The Nunavut Social Development Council plans to seek intervenor status in a court case in an effort to protect the practice of Inuit custom adoption in Nunavut.

The case involves a custom adoption. The adoptive mother, the child’s grandmother, is seeking some financial support from the child’s biological father.

This case could have far-reaching consequences for Inuit custom, said Paul Crowley, a lawyer who is also a special advisor to the NSDC.

“The court may have to define custom adoption,” Crowley said.

Custom adoption is considered to be the most open form of adoption, since children know they have been adopted and who their birth parents are.

There’s a specific word for adopted child in Inuktitut: “tiguaq,” and people will often openly identify such a child as “my adopted’ child.”

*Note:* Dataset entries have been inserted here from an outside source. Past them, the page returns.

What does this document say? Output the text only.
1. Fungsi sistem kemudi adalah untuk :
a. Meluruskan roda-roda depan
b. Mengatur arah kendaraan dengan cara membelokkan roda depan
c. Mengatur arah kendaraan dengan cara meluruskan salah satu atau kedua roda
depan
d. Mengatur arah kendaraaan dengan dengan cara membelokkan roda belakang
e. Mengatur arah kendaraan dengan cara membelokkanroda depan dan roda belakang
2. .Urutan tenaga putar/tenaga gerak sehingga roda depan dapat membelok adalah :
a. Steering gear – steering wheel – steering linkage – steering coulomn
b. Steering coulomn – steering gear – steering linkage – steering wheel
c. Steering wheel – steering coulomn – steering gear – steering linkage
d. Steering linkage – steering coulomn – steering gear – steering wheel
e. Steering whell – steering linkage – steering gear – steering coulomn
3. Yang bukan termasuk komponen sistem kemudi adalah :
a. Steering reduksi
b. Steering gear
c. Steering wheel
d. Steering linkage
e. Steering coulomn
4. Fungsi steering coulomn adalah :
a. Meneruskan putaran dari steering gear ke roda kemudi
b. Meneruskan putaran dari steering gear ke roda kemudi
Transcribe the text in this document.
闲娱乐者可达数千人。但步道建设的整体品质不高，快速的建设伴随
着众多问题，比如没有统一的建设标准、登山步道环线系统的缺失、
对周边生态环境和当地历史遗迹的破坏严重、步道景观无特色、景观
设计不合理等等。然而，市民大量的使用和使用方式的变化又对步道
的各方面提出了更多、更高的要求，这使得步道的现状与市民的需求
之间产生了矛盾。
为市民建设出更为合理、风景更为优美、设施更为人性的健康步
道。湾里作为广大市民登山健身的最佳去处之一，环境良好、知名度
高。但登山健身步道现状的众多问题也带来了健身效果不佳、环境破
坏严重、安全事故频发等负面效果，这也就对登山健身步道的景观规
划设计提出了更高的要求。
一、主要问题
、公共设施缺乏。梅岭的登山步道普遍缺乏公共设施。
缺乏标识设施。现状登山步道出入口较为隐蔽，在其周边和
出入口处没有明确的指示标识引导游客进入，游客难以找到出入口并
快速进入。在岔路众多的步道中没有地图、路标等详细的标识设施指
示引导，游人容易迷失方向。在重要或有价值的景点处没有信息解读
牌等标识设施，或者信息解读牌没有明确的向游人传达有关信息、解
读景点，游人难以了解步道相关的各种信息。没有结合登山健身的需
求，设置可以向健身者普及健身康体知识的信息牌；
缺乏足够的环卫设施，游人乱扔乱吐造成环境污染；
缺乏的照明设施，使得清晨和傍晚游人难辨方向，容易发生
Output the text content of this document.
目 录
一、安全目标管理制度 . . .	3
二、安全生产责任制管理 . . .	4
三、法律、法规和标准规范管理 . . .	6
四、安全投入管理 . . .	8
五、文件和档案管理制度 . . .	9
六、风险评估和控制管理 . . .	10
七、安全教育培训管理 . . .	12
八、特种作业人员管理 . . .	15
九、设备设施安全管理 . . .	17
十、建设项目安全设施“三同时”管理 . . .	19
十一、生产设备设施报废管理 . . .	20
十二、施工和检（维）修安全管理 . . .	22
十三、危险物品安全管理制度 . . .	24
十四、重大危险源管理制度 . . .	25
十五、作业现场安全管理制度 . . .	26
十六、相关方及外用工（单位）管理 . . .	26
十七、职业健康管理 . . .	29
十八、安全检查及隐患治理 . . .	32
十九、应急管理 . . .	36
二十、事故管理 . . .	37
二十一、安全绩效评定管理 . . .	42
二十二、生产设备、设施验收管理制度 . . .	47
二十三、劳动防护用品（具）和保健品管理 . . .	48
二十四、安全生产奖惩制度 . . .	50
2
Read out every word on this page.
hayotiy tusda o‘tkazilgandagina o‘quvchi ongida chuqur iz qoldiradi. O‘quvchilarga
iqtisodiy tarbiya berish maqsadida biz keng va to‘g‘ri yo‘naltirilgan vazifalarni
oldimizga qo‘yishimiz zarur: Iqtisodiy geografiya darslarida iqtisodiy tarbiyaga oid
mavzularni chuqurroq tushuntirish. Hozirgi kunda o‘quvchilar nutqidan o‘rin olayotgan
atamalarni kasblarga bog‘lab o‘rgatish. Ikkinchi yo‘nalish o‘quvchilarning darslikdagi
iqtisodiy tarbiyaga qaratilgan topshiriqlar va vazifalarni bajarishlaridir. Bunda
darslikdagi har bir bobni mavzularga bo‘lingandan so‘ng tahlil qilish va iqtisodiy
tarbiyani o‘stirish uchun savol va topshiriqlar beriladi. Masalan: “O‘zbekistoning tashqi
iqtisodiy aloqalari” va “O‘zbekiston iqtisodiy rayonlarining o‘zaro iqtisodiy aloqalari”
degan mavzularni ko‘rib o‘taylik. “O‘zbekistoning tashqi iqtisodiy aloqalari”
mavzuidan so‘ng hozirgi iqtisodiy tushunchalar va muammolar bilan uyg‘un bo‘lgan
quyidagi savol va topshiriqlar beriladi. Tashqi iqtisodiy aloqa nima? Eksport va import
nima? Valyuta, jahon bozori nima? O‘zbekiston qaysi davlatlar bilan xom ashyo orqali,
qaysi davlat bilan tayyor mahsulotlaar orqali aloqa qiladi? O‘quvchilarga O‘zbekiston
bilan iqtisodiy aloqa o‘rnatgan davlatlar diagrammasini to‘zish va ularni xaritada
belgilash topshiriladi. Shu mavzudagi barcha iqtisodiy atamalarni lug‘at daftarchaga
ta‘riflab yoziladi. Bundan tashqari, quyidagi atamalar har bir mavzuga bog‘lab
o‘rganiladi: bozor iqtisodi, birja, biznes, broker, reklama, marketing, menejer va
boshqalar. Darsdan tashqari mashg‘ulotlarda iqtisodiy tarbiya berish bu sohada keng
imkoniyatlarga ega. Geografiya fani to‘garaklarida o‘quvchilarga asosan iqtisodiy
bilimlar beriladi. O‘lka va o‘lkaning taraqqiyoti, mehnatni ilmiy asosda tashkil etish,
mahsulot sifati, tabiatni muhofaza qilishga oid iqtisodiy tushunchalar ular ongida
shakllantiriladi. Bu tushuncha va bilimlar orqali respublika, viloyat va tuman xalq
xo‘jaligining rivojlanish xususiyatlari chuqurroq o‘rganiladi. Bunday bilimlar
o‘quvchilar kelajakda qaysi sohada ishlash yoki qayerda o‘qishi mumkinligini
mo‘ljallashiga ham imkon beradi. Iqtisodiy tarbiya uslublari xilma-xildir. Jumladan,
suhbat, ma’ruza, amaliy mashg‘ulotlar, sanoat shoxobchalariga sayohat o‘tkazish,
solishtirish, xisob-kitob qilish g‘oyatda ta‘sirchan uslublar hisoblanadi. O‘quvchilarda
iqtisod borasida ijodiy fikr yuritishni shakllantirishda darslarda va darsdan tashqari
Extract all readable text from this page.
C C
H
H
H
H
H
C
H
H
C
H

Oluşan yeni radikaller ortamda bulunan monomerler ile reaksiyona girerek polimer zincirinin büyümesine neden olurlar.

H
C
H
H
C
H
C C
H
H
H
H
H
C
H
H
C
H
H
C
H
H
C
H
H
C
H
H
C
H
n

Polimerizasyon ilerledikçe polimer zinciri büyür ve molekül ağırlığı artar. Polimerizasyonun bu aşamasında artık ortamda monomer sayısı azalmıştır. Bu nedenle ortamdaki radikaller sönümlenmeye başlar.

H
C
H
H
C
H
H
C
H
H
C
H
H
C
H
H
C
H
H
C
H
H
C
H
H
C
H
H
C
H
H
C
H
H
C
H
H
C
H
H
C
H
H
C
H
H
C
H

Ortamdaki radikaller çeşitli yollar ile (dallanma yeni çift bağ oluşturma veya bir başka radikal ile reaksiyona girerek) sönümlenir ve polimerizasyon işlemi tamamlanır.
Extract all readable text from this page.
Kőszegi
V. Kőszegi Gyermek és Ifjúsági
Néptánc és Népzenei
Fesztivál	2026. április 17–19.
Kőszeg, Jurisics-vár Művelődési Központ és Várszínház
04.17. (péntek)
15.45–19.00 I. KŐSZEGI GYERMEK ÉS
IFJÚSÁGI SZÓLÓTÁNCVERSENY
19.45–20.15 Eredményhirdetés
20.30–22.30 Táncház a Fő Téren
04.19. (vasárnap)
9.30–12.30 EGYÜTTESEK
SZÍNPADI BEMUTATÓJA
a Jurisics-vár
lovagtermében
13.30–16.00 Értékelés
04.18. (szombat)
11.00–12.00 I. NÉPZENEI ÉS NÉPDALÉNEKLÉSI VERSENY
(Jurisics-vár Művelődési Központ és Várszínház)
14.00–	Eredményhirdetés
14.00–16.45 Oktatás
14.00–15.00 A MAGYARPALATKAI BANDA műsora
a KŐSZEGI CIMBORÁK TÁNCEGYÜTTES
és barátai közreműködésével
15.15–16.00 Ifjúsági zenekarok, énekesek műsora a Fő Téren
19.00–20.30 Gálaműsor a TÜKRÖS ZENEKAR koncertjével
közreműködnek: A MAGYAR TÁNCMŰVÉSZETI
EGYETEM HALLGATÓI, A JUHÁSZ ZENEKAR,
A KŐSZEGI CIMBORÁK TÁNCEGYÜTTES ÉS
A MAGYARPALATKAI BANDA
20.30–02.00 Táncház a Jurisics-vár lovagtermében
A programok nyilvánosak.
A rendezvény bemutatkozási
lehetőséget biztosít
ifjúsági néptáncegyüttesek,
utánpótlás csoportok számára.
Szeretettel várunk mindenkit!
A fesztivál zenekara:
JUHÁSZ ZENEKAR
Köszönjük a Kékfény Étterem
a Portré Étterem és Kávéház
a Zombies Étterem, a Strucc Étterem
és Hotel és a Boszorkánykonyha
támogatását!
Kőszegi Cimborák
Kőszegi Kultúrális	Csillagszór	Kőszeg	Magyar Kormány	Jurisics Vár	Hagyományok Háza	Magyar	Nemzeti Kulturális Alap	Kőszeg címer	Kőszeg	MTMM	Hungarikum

“Custom adoption is most practiced form of adoption in Nunavut,” Crowley said.

The custom adoptions act is part of the legislation inherited by Nunavut when it became an independent territory in 1999. Nunavut’s Law Reform Commission is preparing recommendations for changes to the act.

Crowley said the NSDC is not concerned with the specific details of the case but is seeking intervenor status to protect Inuit custom adoption. Biological parents normally relinquish their rights and responsibilities towards a child when the government adoption certificate is issued and the adoptive parents assume full rights and responsibilities as legal parents of the child.

The situation can differ depending on where the child is adopted, because custom adoption is viewed differently in three regions of Nunavut, and even within regions.

Crowley said the outcome of the case may even affect long-term care and other issues involving biological parents.

The case involves the custom adoption of a child by the birth mother’s parents. As the child grew older, the grandparents found it increasingly difficult to look after the child, and when the grandfather died, it put more hardship on the grandmother.

James Bryden, the grandmother’s lawyer, is now seeking financial support from the birth father through the courts. The child is 14.

Under the Aboriginal Custom Adoption Recognition Act, custom adoptions become legal when the adoptive parents get the child. It doesn’t have to go to court, said Marie Irniq, the manager of adoptions for the Nunavut government’s health and social services department.

Private or government adoptions become final when a certificate is given to the adoptive parents, she said. This is the main difference between the two adoption practices.

Irniq said both types of adoption are final and the birth parents relinquish legal rights and responsibilities towards the child.